Basketball, at least in Kentucky, has often been referred to as the “dream game,” and now you know why.
For all practical purposes, my dream of being a great basketball player ended with a reality check at the high school level. However, after becoming an athletic administrator at Western Kentucky University, I was around the game a lot. Sitting alongside legendary sportscaster Wes Strader for 13 years describing the game to listeners across the state was, shall I say, another dream come true.
While at Western, as a student I got to know coach Ed Diddle, and later at UK coach Adolph Rupp. Neither probably knew my name but somehow remembered where I was from. They both called me “E-town.”
Early on while studying journalism, I dreamed of someday covering the Olympics for a big newspaper. Never happened.
I did have a bucket list of great basketball players someday I’d like to meet and even write about. It happened.

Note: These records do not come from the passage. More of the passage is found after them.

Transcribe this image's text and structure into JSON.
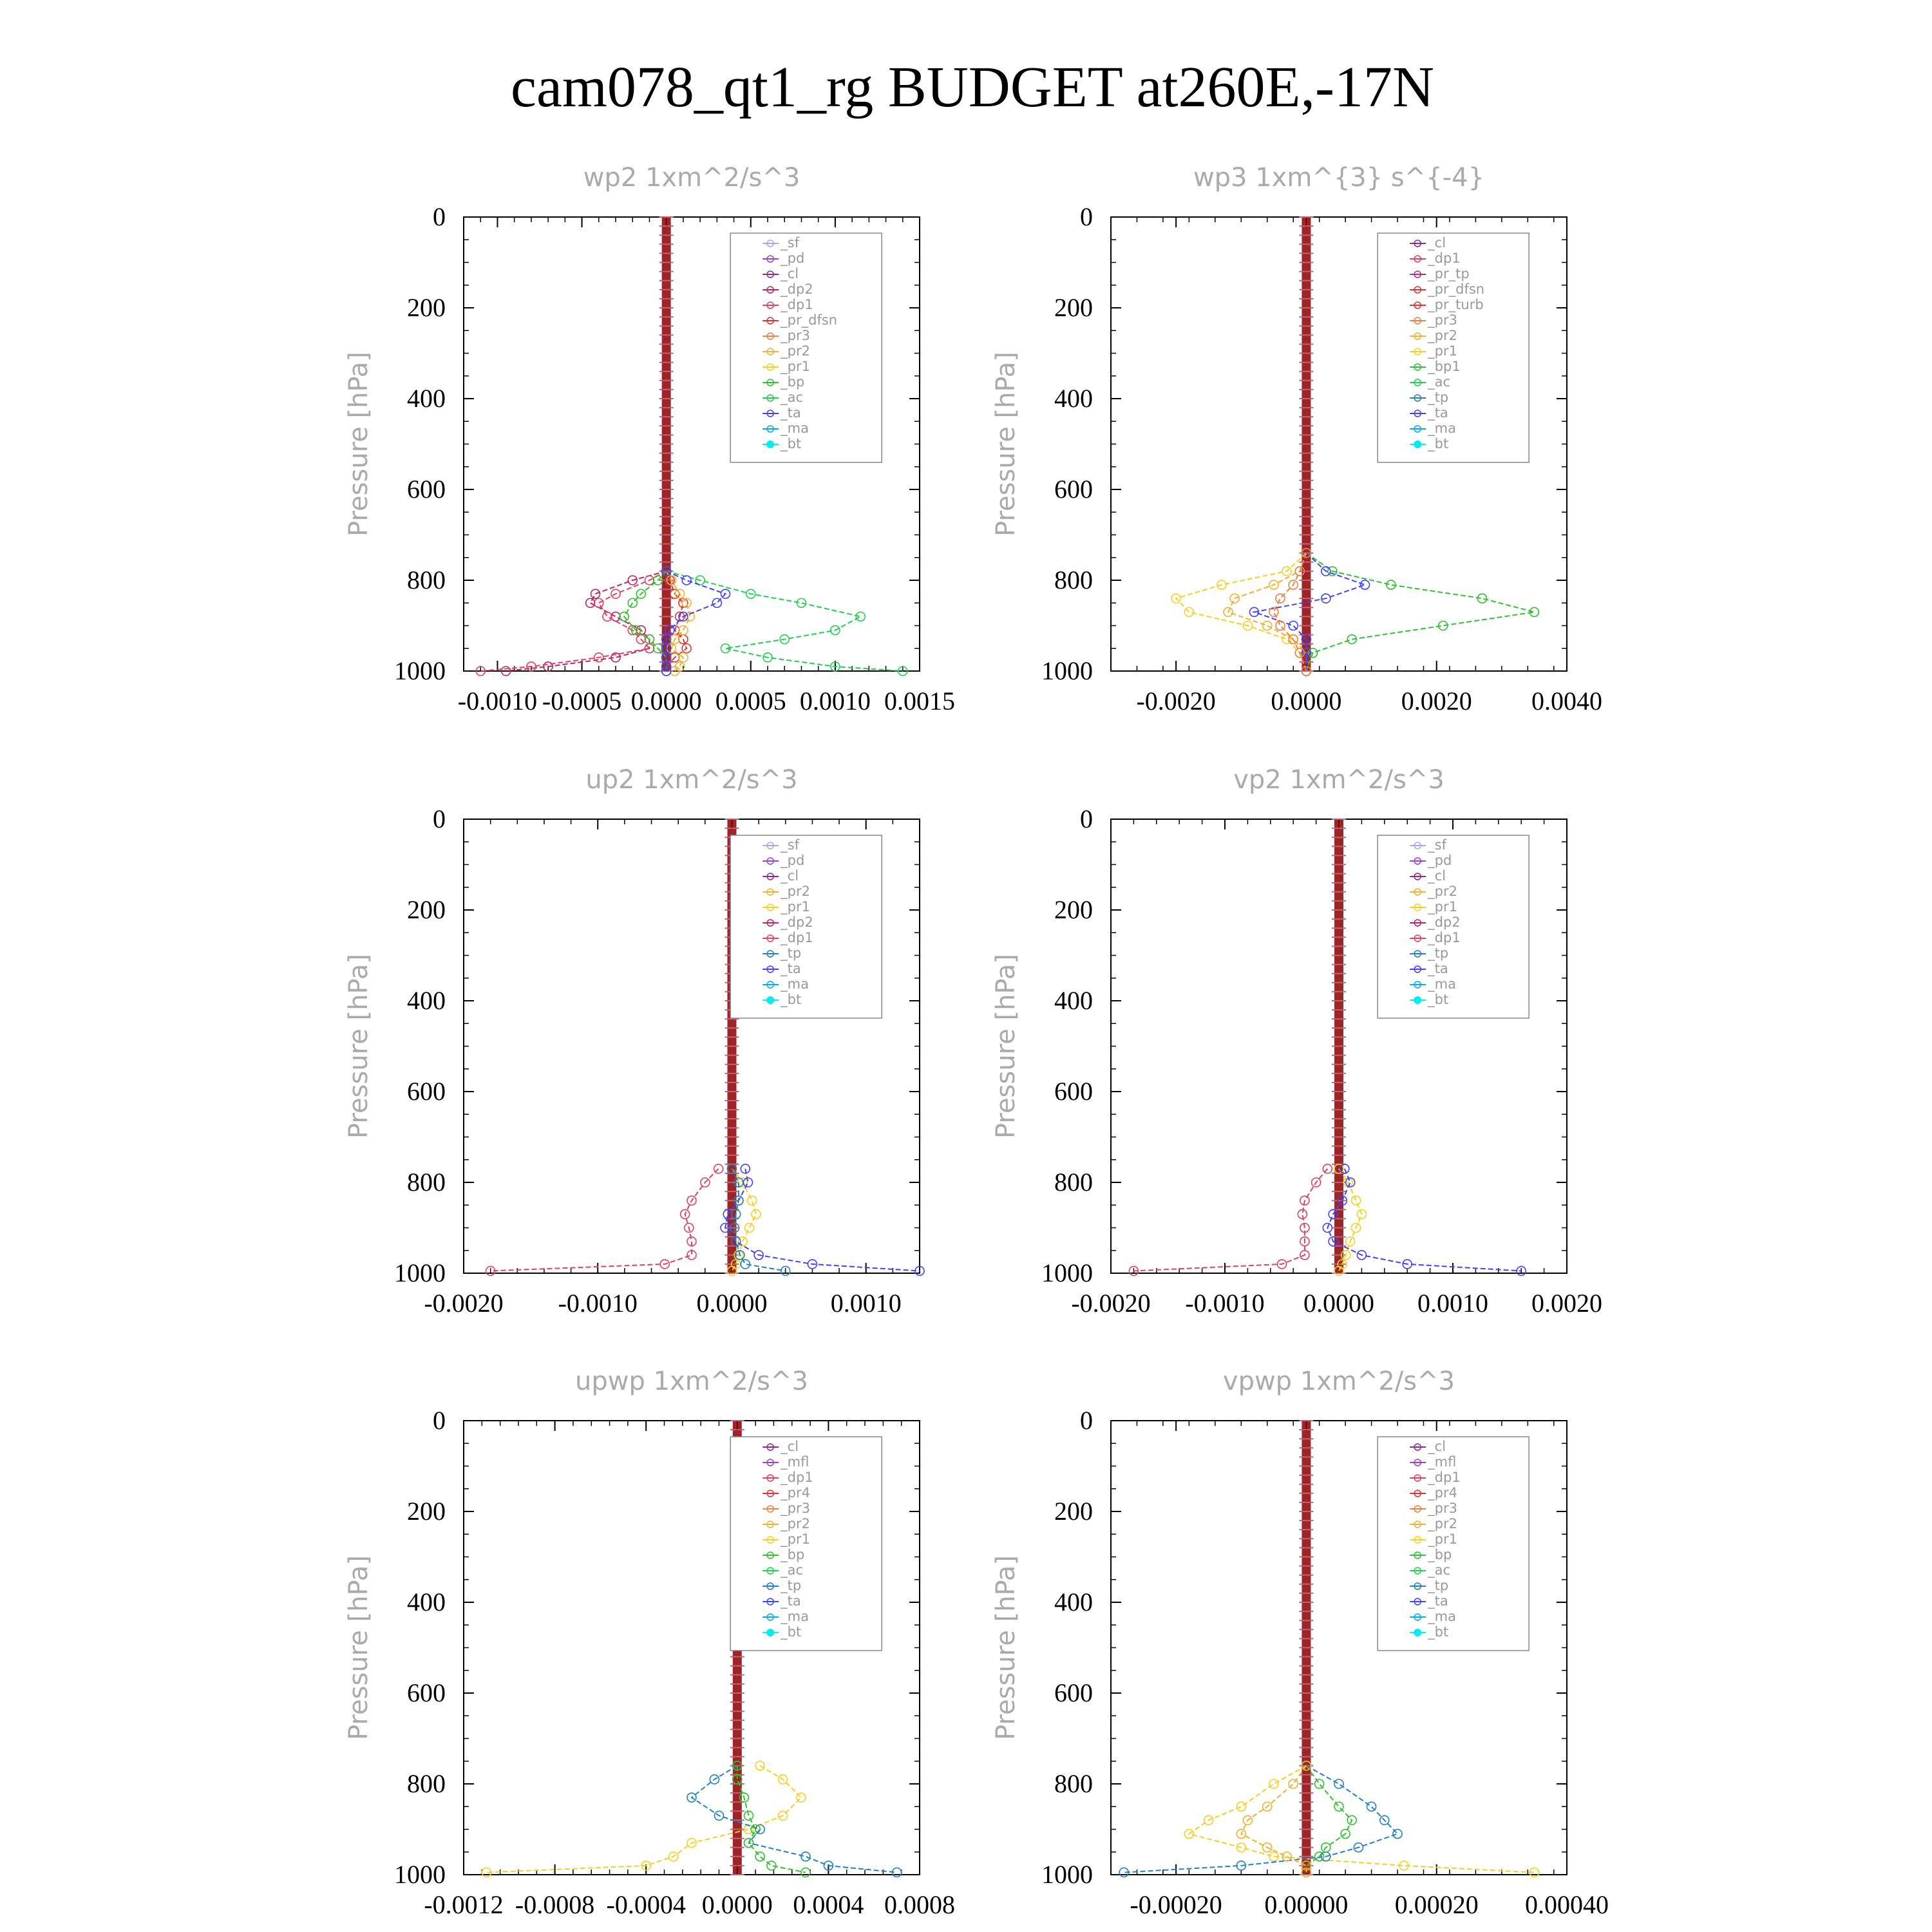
{
  "figure_title": "cam078_qt1_rg  BUDGET at260E,-17N",
  "colors": {
    "_sf": "#a8a8e8",
    "_pd": "#9b40d0",
    "_cl": "#8b2a8b",
    "_mfl": "#a040c0",
    "_dp2": "#c02060",
    "_dp1": "#e04060",
    "_pr_dfsn": "#e03030",
    "_pr_tp": "#b03080",
    "_pr_turb": "#e03030",
    "_pr4": "#e03030",
    "_pr3": "#f08040",
    "_pr2": "#f0b030",
    "_pr1": "#f5d020",
    "_bp1": "#30c030",
    "_bp": "#30c030",
    "_ac": "#20d050",
    "_tp": "#2080c0",
    "_ta": "#4040ff",
    "_ma": "#00aaee",
    "_bt": "#00eeee",
    "spine": "#8b0000"
  },
  "chart_data": [
    {
      "type": "line",
      "title": "wp2   1xm^2/s^3",
      "ylabel": "Pressure [hPa]",
      "ylim": [
        0,
        1000
      ],
      "xlim": [
        -0.0012,
        0.0015
      ],
      "xticks": [
        "-0.0010",
        "-0.0005",
        "0.0000",
        "0.0005",
        "0.0010",
        "0.0015"
      ],
      "yticks": [
        "0",
        "200",
        "400",
        "600",
        "800",
        "1000"
      ],
      "legend": [
        "_sf",
        "_pd",
        "_cl",
        "_dp2",
        "_dp1",
        "_pr_dfsn",
        "_pr3",
        "_pr2",
        "_pr1",
        "_bp",
        "_ac",
        "_ta",
        "_ma",
        "_bt"
      ],
      "pressure": [
        780,
        800,
        830,
        850,
        880,
        910,
        930,
        950,
        970,
        990,
        1000
      ],
      "series": [
        {
          "name": "_dp2",
          "values": [
            0,
            -0.0002,
            -0.00042,
            -0.00045,
            -0.0003,
            -0.00015,
            -0.0001,
            -0.0001,
            -0.0003,
            -0.0007,
            -0.00095
          ]
        },
        {
          "name": "_dp1",
          "values": [
            0,
            -0.0001,
            -0.0003,
            -0.0004,
            -0.00035,
            -0.0002,
            -0.00015,
            -0.0001,
            -0.0004,
            -0.0008,
            -0.0011
          ]
        },
        {
          "name": "_pr_dfsn",
          "values": [
            0,
            2e-05,
            5e-05,
            0.0001,
            8e-05,
            5e-05,
            0.0001,
            0.00012,
            5e-05,
            0,
            0
          ]
        },
        {
          "name": "_pr2",
          "values": [
            0,
            3e-05,
            8e-05,
            0.00012,
            0.00014,
            0.0001,
            5e-05,
            3e-05,
            0.0001,
            8e-05,
            5e-05
          ]
        },
        {
          "name": "_bp",
          "values": [
            0,
            -5e-05,
            -0.00015,
            -0.0002,
            -0.00025,
            -0.00018,
            -0.0001,
            -5e-05,
            0,
            0,
            0
          ]
        },
        {
          "name": "_ac",
          "values": [
            0,
            0.0002,
            0.0005,
            0.0008,
            0.00115,
            0.001,
            0.0007,
            0.00035,
            0.0006,
            0.001,
            0.0014
          ]
        },
        {
          "name": "_ta",
          "values": [
            0,
            0.00012,
            0.00035,
            0.0003,
            0.0001,
            2e-05,
            0,
            0,
            0,
            0,
            0
          ]
        }
      ]
    },
    {
      "type": "line",
      "title": "wp3   1xm^{3} s^{-4}",
      "ylabel": "Pressure [hPa]",
      "ylim": [
        0,
        1000
      ],
      "xlim": [
        -0.003,
        0.004
      ],
      "xticks": [
        "-0.0020",
        "0.0000",
        "0.0020",
        "0.0040"
      ],
      "yticks": [
        "0",
        "200",
        "400",
        "600",
        "800",
        "1000"
      ],
      "legend": [
        "_cl",
        "_dp1",
        "_pr_tp",
        "_pr_dfsn",
        "_pr_turb",
        "_pr3",
        "_pr2",
        "_pr1",
        "_bp1",
        "_ac",
        "_tp",
        "_ta",
        "_ma",
        "_bt"
      ],
      "pressure": [
        740,
        780,
        810,
        840,
        870,
        900,
        930,
        960,
        1000
      ],
      "series": [
        {
          "name": "_pr1",
          "values": [
            0,
            -0.0003,
            -0.0013,
            -0.002,
            -0.0018,
            -0.0009,
            -0.0003,
            -0.0001,
            0
          ]
        },
        {
          "name": "_pr2",
          "values": [
            0,
            -0.0001,
            -0.0005,
            -0.0011,
            -0.0012,
            -0.0006,
            -0.0002,
            0,
            0
          ]
        },
        {
          "name": "_bp1",
          "values": [
            0,
            0.0004,
            0.0013,
            0.0027,
            0.0035,
            0.0021,
            0.0007,
            0.0001,
            0
          ]
        },
        {
          "name": "_ta",
          "values": [
            0,
            0.0003,
            0.0009,
            0.0003,
            -0.0008,
            -0.0002,
            0,
            0,
            0
          ]
        },
        {
          "name": "_pr3",
          "values": [
            0,
            -0.0001,
            -0.0002,
            -0.0004,
            -0.0005,
            -0.0004,
            -0.0002,
            -0.0001,
            0
          ]
        }
      ]
    },
    {
      "type": "line",
      "title": "up2   1xm^2/s^3",
      "ylabel": "Pressure [hPa]",
      "ylim": [
        0,
        1000
      ],
      "xlim": [
        -0.002,
        0.0014
      ],
      "xticks": [
        "-0.0020",
        "-0.0010",
        "0.0000",
        "0.0010"
      ],
      "yticks": [
        "0",
        "200",
        "400",
        "600",
        "800",
        "1000"
      ],
      "legend": [
        "_sf",
        "_pd",
        "_cl",
        "_pr2",
        "_pr1",
        "_dp2",
        "_dp1",
        "_tp",
        "_ta",
        "_ma",
        "_bt"
      ],
      "pressure": [
        770,
        800,
        840,
        870,
        900,
        930,
        960,
        980,
        995
      ],
      "series": [
        {
          "name": "_dp1",
          "values": [
            -0.0001,
            -0.0002,
            -0.0003,
            -0.00035,
            -0.00032,
            -0.0003,
            -0.0003,
            -0.0005,
            -0.0018
          ]
        },
        {
          "name": "_pr1",
          "values": [
            0,
            8e-05,
            0.00015,
            0.00018,
            0.00013,
            8e-05,
            5e-05,
            3e-05,
            0
          ]
        },
        {
          "name": "_ta",
          "values": [
            0.0001,
            0.00012,
            5e-05,
            -3e-05,
            -5e-05,
            3e-05,
            0.0002,
            0.0006,
            0.0014
          ]
        },
        {
          "name": "_tp",
          "values": [
            0,
            5e-05,
            5e-05,
            3e-05,
            2e-05,
            3e-05,
            6e-05,
            0.0001,
            0.0004
          ]
        }
      ]
    },
    {
      "type": "line",
      "title": "vp2   1xm^2/s^3",
      "ylabel": "Pressure [hPa]",
      "ylim": [
        0,
        1000
      ],
      "xlim": [
        -0.002,
        0.002
      ],
      "xticks": [
        "-0.0020",
        "-0.0010",
        "0.0000",
        "0.0010",
        "0.0020"
      ],
      "yticks": [
        "0",
        "200",
        "400",
        "600",
        "800",
        "1000"
      ],
      "legend": [
        "_sf",
        "_pd",
        "_cl",
        "_pr2",
        "_pr1",
        "_dp2",
        "_dp1",
        "_tp",
        "_ta",
        "_ma",
        "_bt"
      ],
      "pressure": [
        770,
        800,
        840,
        870,
        900,
        930,
        960,
        980,
        995
      ],
      "series": [
        {
          "name": "_dp1",
          "values": [
            -0.0001,
            -0.0002,
            -0.0003,
            -0.00032,
            -0.0003,
            -0.0003,
            -0.0003,
            -0.0005,
            -0.0018
          ]
        },
        {
          "name": "_pr1",
          "values": [
            0,
            8e-05,
            0.00015,
            0.0002,
            0.00015,
            0.0001,
            6e-05,
            3e-05,
            0
          ]
        },
        {
          "name": "_ta",
          "values": [
            5e-05,
            0.0001,
            3e-05,
            -5e-05,
            -0.0001,
            -5e-05,
            0.0002,
            0.0006,
            0.0016
          ]
        }
      ]
    },
    {
      "type": "line",
      "title": "upwp   1xm^2/s^3",
      "ylabel": "Pressure [hPa]",
      "ylim": [
        0,
        1000
      ],
      "xlim": [
        -0.0012,
        0.0008
      ],
      "xticks": [
        "-0.0012",
        "-0.0008",
        "-0.0004",
        "0.0000",
        "0.0004",
        "0.0008"
      ],
      "yticks": [
        "0",
        "200",
        "400",
        "600",
        "800",
        "1000"
      ],
      "legend": [
        "_cl",
        "_mfl",
        "_dp1",
        "_pr4",
        "_pr3",
        "_pr2",
        "_pr1",
        "_bp",
        "_ac",
        "_tp",
        "_ta",
        "_ma",
        "_bt"
      ],
      "pressure": [
        760,
        790,
        830,
        870,
        900,
        930,
        960,
        980,
        995
      ],
      "series": [
        {
          "name": "_pr1",
          "values": [
            0.0001,
            0.0002,
            0.00028,
            0.0002,
            5e-05,
            -0.0002,
            -0.00028,
            -0.0004,
            -0.0011
          ]
        },
        {
          "name": "_tp",
          "values": [
            0,
            -0.0001,
            -0.0002,
            -8e-05,
            0.0001,
            5e-05,
            0.0003,
            0.0004,
            0.0007
          ]
        },
        {
          "name": "_bp",
          "values": [
            0,
            0,
            3e-05,
            5e-05,
            8e-05,
            5e-05,
            0.0001,
            0.00015,
            0.0003
          ]
        }
      ]
    },
    {
      "type": "line",
      "title": "vpwp   1xm^2/s^3",
      "ylabel": "Pressure [hPa]",
      "ylim": [
        0,
        1000
      ],
      "xlim": [
        -0.0003,
        0.0004
      ],
      "xticks": [
        "-0.00020",
        "0.00000",
        "0.00020",
        "0.00040"
      ],
      "yticks": [
        "0",
        "200",
        "400",
        "600",
        "800",
        "1000"
      ],
      "legend": [
        "_cl",
        "_mfl",
        "_dp1",
        "_pr4",
        "_pr3",
        "_pr2",
        "_pr1",
        "_bp",
        "_ac",
        "_tp",
        "_ta",
        "_ma",
        "_bt"
      ],
      "pressure": [
        760,
        800,
        850,
        880,
        910,
        940,
        960,
        980,
        995
      ],
      "series": [
        {
          "name": "_pr1",
          "values": [
            0,
            -5e-05,
            -0.0001,
            -0.00015,
            -0.00018,
            -0.0001,
            -5e-05,
            0.00015,
            0.00035
          ]
        },
        {
          "name": "_tp",
          "values": [
            0,
            5e-05,
            0.0001,
            0.00012,
            0.00014,
            8e-05,
            3e-05,
            -0.0001,
            -0.00028
          ]
        },
        {
          "name": "_bp",
          "values": [
            0,
            2e-05,
            5e-05,
            7e-05,
            6e-05,
            3e-05,
            2e-05,
            0,
            0
          ]
        },
        {
          "name": "_pr2",
          "values": [
            0,
            -2e-05,
            -6e-05,
            -9e-05,
            -0.0001,
            -6e-05,
            -3e-05,
            0,
            0
          ]
        }
      ]
    }
  ]
}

First came King Kelly Coleman. Wrote a book about his life as the greatest scorer in Kentucky high school history. Then came Frank Selvy. His college history included a 100-point game becoming an All-American at Furman before being the NBA No. 1 draft choice in 1954. His life and those of his brothers became part of a book I wrote, “The Boys From Corbin: America’s Greatest Little Sports Town.”
Next came Bevo Francis. In 1953, he scored 116-points in a game for Rio Grande College in Ohio, and no sports name, college or pro, was bigger than Bevo. I was 10 and wanted to play like Bevo. I did – in my backyard.
How could I ever meet and write about Bevo Francis?
Finding out an annual basketball tournament was being played at Rio Grande, Ohio, every November, I thought this might be my one shot at it. It was.
In November 2014, I drove to Ohio and met the famous Bevo, some of his teammates and even his coach, Newt Oliver. It was so much more than I expected, especially when Bevo asked me to join him as he drove a golf cart to where he would take a seat in a convertible that was in a parade honoring him and his 1953-54 team.
What a weekend it turned out to be. Bevo, his teammates, Friday night parade, Saturday luncheon, and sitting and talking with Bevo and his old coach. Bevo died the next year at age 82.
A sidebar to the trip to Rio Grande – this is where the Bob Evans Restaurant was born.
Driving past the Bob Evans 1,000-acre farm on the way to see something else added to the total experience.
With Kelly, Frank and Bevo now in tow, I was able to somehow turn the dream of a young boy into a reality.